OTTAWA — Bank of Canada governor Stephen Poloz says the economy needs a longer lift from stimulative interest rates to overcome domestic and global economic hurdles, though he predicts the country’s recent economic weakness to only be temporary.
With increasing concerns about global trade wars and heightened caution from other central banks, markets will scrutinize Poloz’s remarks in Iqaluit, Nunavut, for clues about the path of the bank’s key interest rate.
Unlike the bank’s statement less than a month ago, Poloz’s address made no reference to future rate hikes.
Poloz noted the difficulties related to the late-2018 drop in oil prices, the cooler housing market and ongoing global trade uncertainty — and then argued there are also “many areas of encouraging economic growth.”
“Clearly, there are challenges in the Canadian and global economies that we need to manage,” Poloz said in his speech to the Baffin Regional Chamber of Commerce.
“But there are clear signs that Canada is adjusting to the challenges.”
The central bank left its key interest rate unchanged last month and said there was more uncertainty about the timing of future hikes because Canada had entered a soft patch.
Canada’s surprising economic deceleration in the final three months of 2018 and worries about the global outlook have fed market predictions Poloz’s next move could, in fact, be a rate cut.
Late last month, recession concerns rose after the yield for Canada’s 10-year bonds fell below the rate on bonds maturing in three months. It was Canada’s first yield-curve inversion since 2007 — at the start of the financial crisis — and investors see it as a sign a recession could be on the way.
Poloz’s optimism Monday about the future could ease speculation the central bank could lower rates.
The economy, he added, has been showing signs of strength. The number of people working in Canada expanded by two per cent over the past 12 months, wages have grown at a solid pace and exports in services have been healthy.
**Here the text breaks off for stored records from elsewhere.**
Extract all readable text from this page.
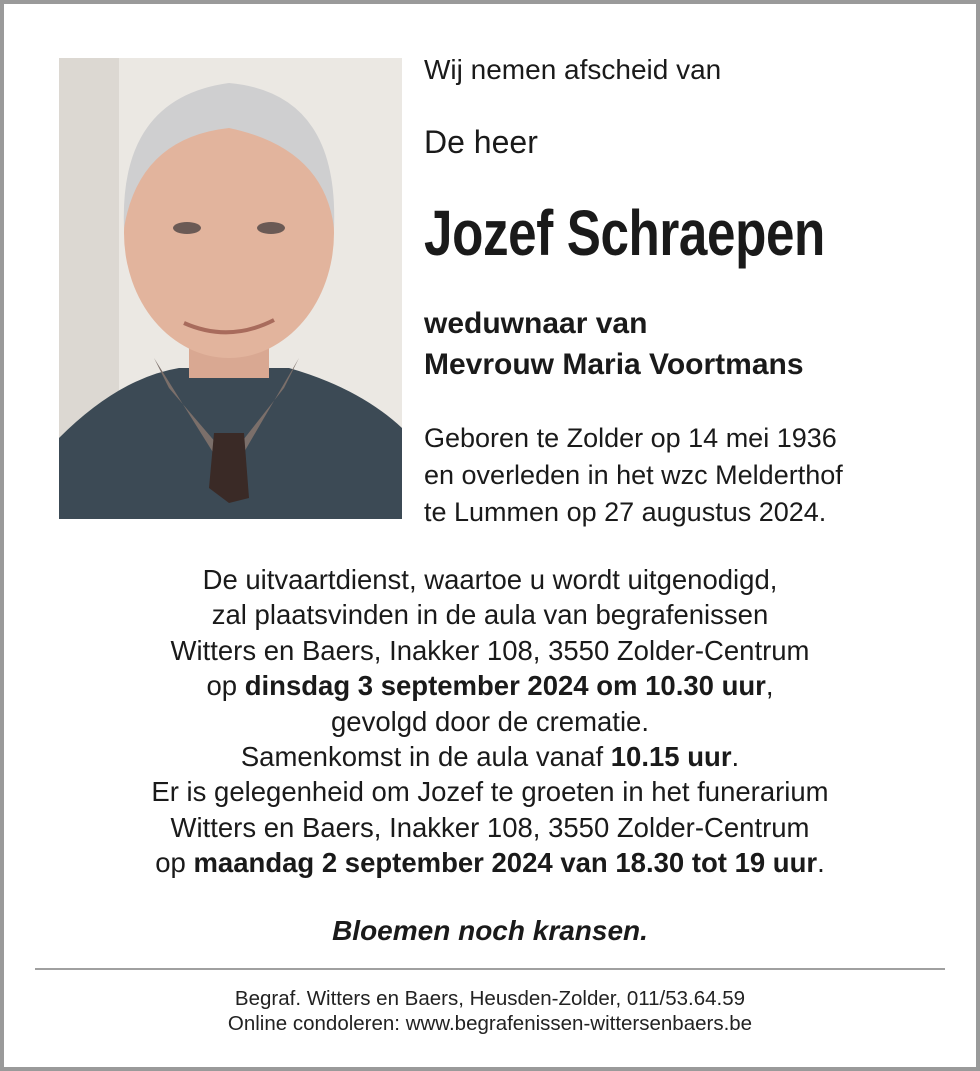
Wij nemen afscheid van
De heer
Jozef Schraepen
weduwnaar van
Mevrouw Maria Voortmans
Geboren te Zolder op 14 mei 1936
en overleden in het wzc Melderthof
te Lummen op 27 augustus 2024.
De uitvaartdienst, waartoe u wordt uitgenodigd,
zal plaatsvinden in de aula van begrafenissen
Witters en Baers, Inakker 108, 3550 Zolder-Centrum
op dinsdag 3 september 2024 om 10.30 uur,
gevolgd door de crematie.
Samenkomst in de aula vanaf 10.15 uur.
Er is gelegenheid om Jozef te groeten in het funerarium
Witters en Baers, Inakker 108, 3550 Zolder-Centrum
op maandag 2 september 2024 van 18.30 tot 19 uur.
Bloemen noch kransen.
Begraf. Witters en Baers, Heusden-Zolder, 011/53.64.59
Online condoleren: www.begrafenissen-wittersenbaers.be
In another positive development, numbers released last Friday showed the economy grew by an unexpectedly strong 0.3 per cent in January.
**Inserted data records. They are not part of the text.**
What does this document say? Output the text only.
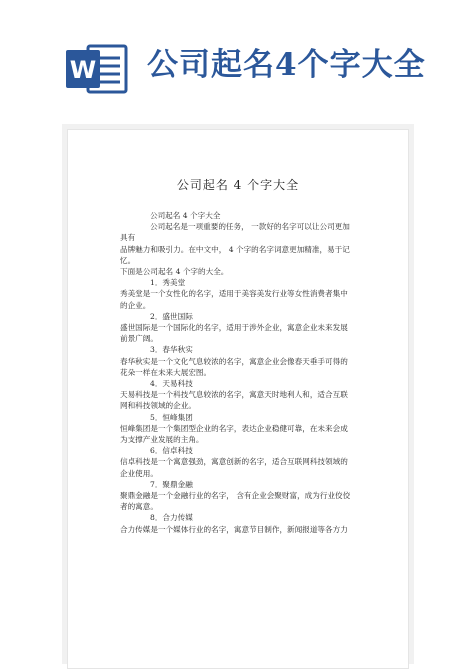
W 公司起名4个字大全
公司起名 4 个字大全

公司起名 4 个字大全

公司起名是一项重要的任务， 一款好的名字可以让公司更加具有

品牌魅力和吸引力。在中文中， 4 个字的名字词意更加精准，易于记忆。

下面是公司起名 4 个字的大全。

1．秀美堂

秀美堂是一个女性化的名字，适用于美容美发行业等女性消费者集中

的企业。

2．盛世国际

盛世国际是一个国际化的名字，适用于涉外企业，寓意企业未来发展

前景广阔。

3．春华秋实

春华秋实是一个文化气息较浓的名字，寓意企业会像春天垂手可得的

花朵一样在未来大展宏图。

4．天易科技

天易科技是一个科技气息较浓的名字，寓意天时地利人和，适合互联

网和科技领域的企业。

5．恒峰集团

恒峰集团是一个集团型企业的名字，表达企业稳健可靠，在未来会成

为支撑产业发展的主角。

6．信卓科技

信卓科技是一个寓意强劲，寓意创新的名字，适合互联网科技领域的

企业使用。

7．聚鼎金融

聚鼎金融是一个金融行业的名字， 含有企业会聚财富，成为行业佼佼

者的寓意。

8．合力传媒

合力传媒是一个媒体行业的名字，寓意节目制作，新闻报道等各方力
“The data are currently giving us a mixed picture and need to be carefully monitored,” Poloz said Monday.
The decision to leave the rate unchanged last month marked the third-straight policy meeting that the rate stayed at 1.75 per cent. Before the quieter stretch, Poloz had responded to Canada’s stronger economic performance with five rate hikes between mid-2017 and last fall.
The next interest-rate announcement is April 24, when the bank will release its latest economic projections.
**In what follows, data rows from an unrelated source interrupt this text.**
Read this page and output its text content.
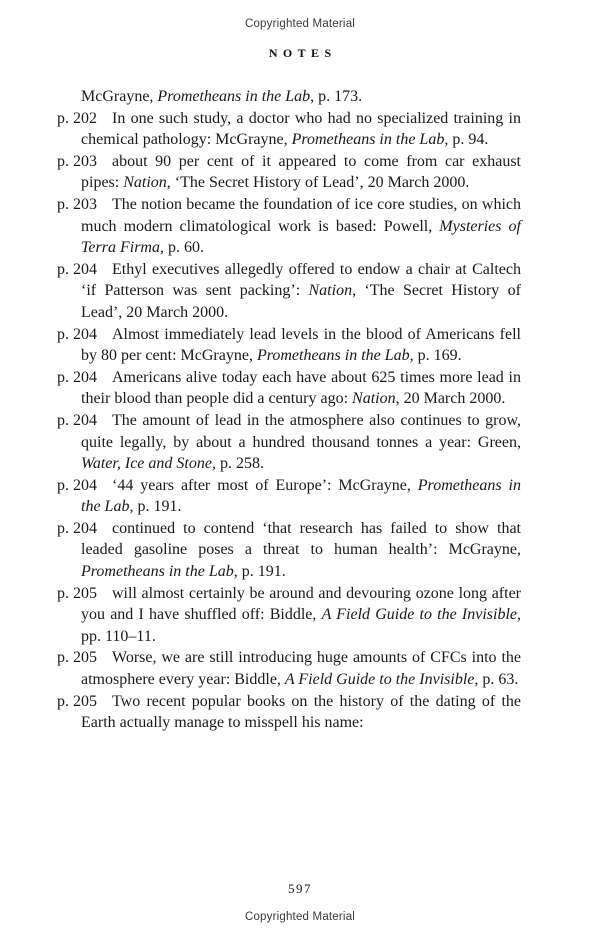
Copyrighted Material
NOTES
McGrayne, Prometheans in the Lab, p. 173.
p. 202 In one such study, a doctor who had no specialized training in chemical pathology: McGrayne, Prometheans in the Lab, p. 94.
p. 203 about 90 per cent of it appeared to come from car exhaust pipes: Nation, ‘The Secret History of Lead’, 20 March 2000.
p. 203 The notion became the foundation of ice core studies, on which much modern climatological work is based: Powell, Mysteries of Terra Firma, p. 60.
p. 204 Ethyl executives allegedly offered to endow a chair at Caltech ‘if Patterson was sent packing’: Nation, ‘The Secret History of Lead’, 20 March 2000.
p. 204 Almost immediately lead levels in the blood of Americans fell by 80 per cent: McGrayne, Prometheans in the Lab, p. 169.
p. 204 Americans alive today each have about 625 times more lead in their blood than people did a century ago: Nation, 20 March 2000.
p. 204 The amount of lead in the atmosphere also continues to grow, quite legally, by about a hundred thousand tonnes a year: Green, Water, Ice and Stone, p. 258.
p. 204 ‘44 years after most of Europe’: McGrayne, Prometheans in the Lab, p. 191.
p. 204 continued to contend ‘that research has failed to show that leaded gasoline poses a threat to human health’: McGrayne, Prometheans in the Lab, p. 191.
p. 205 will almost certainly be around and devouring ozone long after you and I have shuffled off: Biddle, A Field Guide to the Invisible, pp. 110–11.
p. 205 Worse, we are still introducing huge amounts of CFCs into the atmosphere every year: Biddle, A Field Guide to the Invisible, p. 63.
p. 205 Two recent popular books on the history of the dating of the Earth actually manage to misspell his name:
597
Copyrighted Material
The bank will also provide an update on its view of the neutral range for interest rates, which is the preferred level when the economy is running at full capacity and when inflation is within its target zone of one to three per cent. The Bank of Canada has estimated it at between 2.5 and 3.5 per cent.
Following last month’s policy decision, the bank said interest rates will still need to rise over time to return to their neutral range.